Quando abriu os olhos, Yaketsu foi surpreendido por uma garrafa apontada para si.
— Quer um pouco?
— Obrigado… — Aceitou a garrafa, analisando a guerreira.
Petra esperou que ele sorvesse um gole, antes de ir direto ao ponto:
— O que te fez trair sua própria nação?
— Por que quer tanto saber?
Não enxergou qualquer compaixão nos olhos dela. Estava sendo interrogado e nada mais.
— Porque você parece ser a única ponta solta da nossa tropa. Vai me culpar por não confiar em um traidor?
— Eu só ajudei o seu reino porque odiava o meu. Não existe evolução em Thandriam. O dinheiro não servia para nada, apenas as trocas importavam.
— O bom e velho escambo. Então quer dizer que o seu povo não concorda com o sistema atual?
— É claro que não.
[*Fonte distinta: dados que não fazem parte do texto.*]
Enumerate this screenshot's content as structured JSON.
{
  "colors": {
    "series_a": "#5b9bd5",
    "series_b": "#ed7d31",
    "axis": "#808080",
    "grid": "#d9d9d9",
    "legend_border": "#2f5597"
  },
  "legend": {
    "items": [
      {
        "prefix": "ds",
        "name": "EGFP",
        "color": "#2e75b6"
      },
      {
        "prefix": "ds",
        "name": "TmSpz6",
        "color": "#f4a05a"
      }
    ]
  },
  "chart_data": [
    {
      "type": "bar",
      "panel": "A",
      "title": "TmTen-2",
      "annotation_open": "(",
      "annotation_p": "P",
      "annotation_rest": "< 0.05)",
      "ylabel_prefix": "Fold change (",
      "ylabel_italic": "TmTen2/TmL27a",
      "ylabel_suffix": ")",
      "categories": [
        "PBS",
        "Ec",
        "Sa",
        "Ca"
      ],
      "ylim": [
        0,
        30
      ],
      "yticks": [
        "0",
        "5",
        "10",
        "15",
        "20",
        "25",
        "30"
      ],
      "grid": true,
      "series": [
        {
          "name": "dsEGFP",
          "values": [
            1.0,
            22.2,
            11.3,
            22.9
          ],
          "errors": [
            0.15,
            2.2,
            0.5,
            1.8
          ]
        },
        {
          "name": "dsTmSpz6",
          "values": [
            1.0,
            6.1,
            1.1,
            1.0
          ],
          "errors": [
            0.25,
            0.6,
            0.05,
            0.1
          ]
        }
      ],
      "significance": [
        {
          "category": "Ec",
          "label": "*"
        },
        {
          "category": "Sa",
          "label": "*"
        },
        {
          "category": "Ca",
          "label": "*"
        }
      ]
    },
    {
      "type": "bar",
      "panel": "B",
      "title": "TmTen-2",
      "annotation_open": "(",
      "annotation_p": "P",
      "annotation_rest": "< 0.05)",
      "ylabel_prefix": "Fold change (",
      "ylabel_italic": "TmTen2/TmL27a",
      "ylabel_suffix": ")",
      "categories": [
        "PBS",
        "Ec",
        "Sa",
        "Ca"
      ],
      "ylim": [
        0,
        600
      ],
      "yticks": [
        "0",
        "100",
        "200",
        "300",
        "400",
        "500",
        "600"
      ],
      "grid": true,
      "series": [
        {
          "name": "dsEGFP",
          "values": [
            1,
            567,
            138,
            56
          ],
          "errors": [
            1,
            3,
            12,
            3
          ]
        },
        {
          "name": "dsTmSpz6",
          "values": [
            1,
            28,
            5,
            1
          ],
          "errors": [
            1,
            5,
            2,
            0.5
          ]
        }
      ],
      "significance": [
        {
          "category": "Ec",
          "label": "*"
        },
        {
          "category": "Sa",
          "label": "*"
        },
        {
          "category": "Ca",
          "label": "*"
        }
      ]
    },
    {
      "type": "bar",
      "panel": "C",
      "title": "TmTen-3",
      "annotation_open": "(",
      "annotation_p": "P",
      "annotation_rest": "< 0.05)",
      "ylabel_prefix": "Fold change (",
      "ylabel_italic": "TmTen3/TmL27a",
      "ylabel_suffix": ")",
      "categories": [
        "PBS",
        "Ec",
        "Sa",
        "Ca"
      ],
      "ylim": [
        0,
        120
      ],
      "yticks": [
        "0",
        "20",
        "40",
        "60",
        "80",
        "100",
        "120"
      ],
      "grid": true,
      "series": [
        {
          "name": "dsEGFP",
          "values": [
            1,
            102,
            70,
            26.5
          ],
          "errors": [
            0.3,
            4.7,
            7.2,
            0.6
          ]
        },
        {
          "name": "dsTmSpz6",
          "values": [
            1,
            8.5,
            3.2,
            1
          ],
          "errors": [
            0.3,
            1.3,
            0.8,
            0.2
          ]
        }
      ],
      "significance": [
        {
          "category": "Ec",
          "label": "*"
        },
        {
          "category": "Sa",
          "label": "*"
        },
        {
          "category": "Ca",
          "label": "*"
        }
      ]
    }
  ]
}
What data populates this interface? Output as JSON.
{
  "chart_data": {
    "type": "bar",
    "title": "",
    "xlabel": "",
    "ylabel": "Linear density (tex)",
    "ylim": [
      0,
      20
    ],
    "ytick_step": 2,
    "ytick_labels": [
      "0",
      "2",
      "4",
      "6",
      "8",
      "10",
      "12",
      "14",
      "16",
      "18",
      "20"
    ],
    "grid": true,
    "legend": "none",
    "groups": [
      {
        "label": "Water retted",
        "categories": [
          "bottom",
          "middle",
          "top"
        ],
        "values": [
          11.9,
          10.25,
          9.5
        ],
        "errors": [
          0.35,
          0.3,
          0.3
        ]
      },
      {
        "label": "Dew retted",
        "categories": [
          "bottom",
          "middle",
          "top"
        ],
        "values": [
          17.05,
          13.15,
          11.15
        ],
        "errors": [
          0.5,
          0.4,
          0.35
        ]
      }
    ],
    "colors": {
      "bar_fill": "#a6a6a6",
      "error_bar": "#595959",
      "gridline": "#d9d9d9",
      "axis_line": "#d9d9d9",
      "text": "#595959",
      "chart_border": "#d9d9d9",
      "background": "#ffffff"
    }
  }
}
Isso não passa de uma estratégia do Imperador, para que sua hierarquia nunca sofra mudanças. Um plebeu, como eu, seria sempre tratado como escravo, forçado a trabalhar até o dia da morte.
Ryder se sentou ao lado de Kaji.
Apoiou suas costas na parede, aproveitando uma vista sombria do cenário atual. Enxames de morcegos voando por entre as poucas árvores. Montes e planícies repletos de vaga-lumes, gambás e serpentes.
Observar a fauna de Brydenfall, durante a noite, era ver a natureza em seu auge.
— Então você queria ser rico, é isso?
— Eu queria ser livre! — Levantou-se, respirando fundo para manter a paciência.
As perguntas estavam começando a mexer com ele. Petra adorava isso.
— Eu te entendo. A liberdade é realmente maravilhosa. Mas ela tem um preço, não é mesmo?
— A solidão. — Entornou mais um gole farto.
— E você não conseguiu suportar esse peso de ser livre. Caso contrário, não estaria aqui vendendo sua alma ao exército.
“Você não sabe de nada!” pensou em respondê-la, mas desistiu antes que falasse além da conta.
— Agora que sabe mais sobre mim, espero que tenha uma boa noite.
Devolveu o restante do hidromel e desceu as escadas na maior velocidade possível.
Ryder conseguiu o que queria. Já sabia exatamente em quem não confiar.